How Far Away is Artificial Intelligence from Replacing Product Managers?

In Lenny's newsletter, Mike Taylor explores the development of artificial intelligence (AI) in the field of product management and attempts to assess whether AI can replace human product managers through practical case studies. He collaborates with Lenny to utilize prompt engineering technology to test AI's performance in handling difficult product manager tasks. Through blind review assessments on Twitter and X platform, they found that AI's performance in three specific tasks is quite competitive. These tasks include formulating product strategy, defining performance indicators, and estimating the return on investment (ROI) of feature ideas. The results show that in two tasks, AI-generated answers were rated better than human answers, especially in defining performance indicators, where AI's answers received the majority of support. Mike Taylor also shares how he optimizes AI output through prompt engineering and his views on the potential development of AI in the field of product management in the future. He believes that with the continuous advancement of AI technology, it may become a powerful assistant to product managers in the near future and may even replace humans in certain areas.

I. Research Background and Methodology
Challenges in Assessing AI Capabilities
The rapid development of the AI industry, but existing abstract benchmarks cannot illustrate the extent to which it can replace work. Expert prompt engineering is crucial for obtaining good model responses, and most people may underestimate the ability of tools like ChatGPT to replace human labor.

Testing Method
To practically measure the extent to which AI models can replace the work of product managers, the author collaborates with professional prompt engineer Mike Taylor. They collect instances of product manager tasks that AI seems to struggle with, use the current best models, and apply prompt engineering principles. They assess the performance of AI and humans in tasks through blind voting on X (Twitter) without revealing which answer is AI-generated.

II. Selection of Difficult Tasks and Testing Process
Sources of Difficult Tasks
Lenny collects product manager tasks that ChatGPT failed to do on social media and selects three tasks with significant impact on daily work: formulating product strategy, defining key performance indicators (KPIs), and estimating the ROI of feature ideas.

Testing Process
For each task, the author writes prompts based on how humans might answer, obtains AI answers on OpenAI Playground, and then compares AI answers with human answers from Exponent website (which is widely used by many product managers for interview preparation). They let users on X vote for the better answer without revealing which one is AI-generated.

III. Test Results and Analysis
Task One: Formulating Product Strategy
Test Scenario: Formulate the strategy for YouTube Music for the next year.
Results: The AI version's answer (Plan B) won with a 55% vote rate (including tie votes), although 77% of people correctly guessed it was an AI answer. The human answer came from an interview response on Exponent's website.

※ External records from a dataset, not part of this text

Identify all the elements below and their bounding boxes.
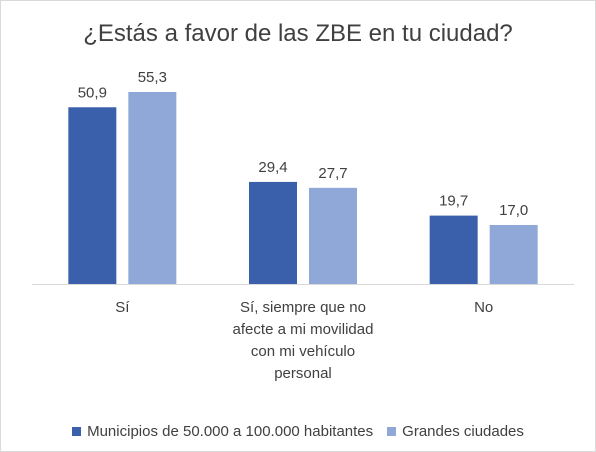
category-label-line: Sí, siempre que no [240,299,366,316]
data-label-si-siempre-que-no-series-0: 29,4 [258,159,287,176]
legend: Municipios de 50.000 a 100.000 habitante… [0,423,596,440]
bar-si-series-0 [68,107,117,284]
bar-si-series-1 [128,92,177,284]
bar-no-series-1 [489,224,538,284]
category-label-line: Sí [115,299,130,316]
bar-si-siempre-que-no-series-1 [309,187,357,284]
bar-si-siempre-que-no-series-0 [249,181,297,284]
chart-title: ¿Estás a favor de las ZBE en tu ciudad? [83,20,513,47]
category-label-no: No [389,297,579,319]
category-label-line: con mi vehículo [250,343,356,360]
legend-item-municipios: Municipios de 50.000 a 100.000 habitante… [72,423,373,440]
legend-item-grandes-ciudades: Grandes ciudades [387,423,524,440]
bar-no-series-0 [429,215,478,284]
category-label-si: Sí [27,297,217,319]
category-label-line: No [474,299,494,316]
data-label-si-siempre-que-no-series-1: 27,7 [318,165,347,182]
legend-swatch-grandes-ciudades [387,427,397,436]
category-label-si-siempre-que-no: Sí, siempre que no afecte a mi movilidad c… [208,297,398,385]
data-label-no-series-0: 19,7 [439,193,468,210]
legend-label-grandes-ciudades: Grandes ciudades [402,423,524,440]
category-label-line: personal [274,365,332,382]
data-label-si-series-0: 50,9 [78,84,107,101]
data-label-si-series-1: 55,3 [138,69,167,86]
data-label-no-series-1: 17,0 [499,202,528,219]
legend-swatch-municipios [72,427,82,436]
category-label-line: afecte a mi movilidad [232,321,374,338]
legend-label-municipios: Municipios de 50.000 a 100.000 habitante… [87,423,374,440]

The main criticism of the AI answer is that it resembles a feature list rather than a real strategy, but this may improve as reasoning capabilities develop.

Task Two: Defining Key Performance Indicators
Test Scenario: Determine the most important metrics for DoorDash.
Results: The AI version's answer (Plan A) won with a 68% vote rate, with 70% of people correctly guessing it was AI. In this task, AI provided a more comprehensive answer, although measures were taken to reduce verbosity, it was still quite apparent. This suggests that for such tasks, sometimes a more detailed answer from AI might be better than humans.

Task Three: Estimating Return on Investment
Test Scenario: Measure the success of Meta's upcoming new Jobs feature in the short and long term.
Results: The human version's answer (Plan A) won with a 58% vote rate, which was a close race, with many people indicating they chose A for only minor reasons, and only 65% of people correctly guessed which one was AI. If only the AI answer had numerical estimates, AI might have won.

IV. Conclusions and Future Directions
Overall Conclusion
AI answers won in two out of three tasks, indicating that AI has shown some capability in certain product manager tasks, but AI is still not able to independently serve as a product manager. It is also important to remember that AI capabilities will continue to improve.

Future Directions
It is necessary to expand these benchmark tests to more types of difficult product manager tasks and further explore the performance of different models (such as Claude 3.5, Google Gemini 1.5) as well as the impact of internet access on model capabilities. At the same time, it is necessary to address data pollution issues and improve the voting mechanism to increase the accuracy and reliability of assessments.

Prompt Engineering Techniques
The author introduces the process and techniques used to create prompts, including finding examples of how humans complete tasks, converting them into specific structures, asking AI to role-play, listing assumptions, etc. These techniques help improve AI performance.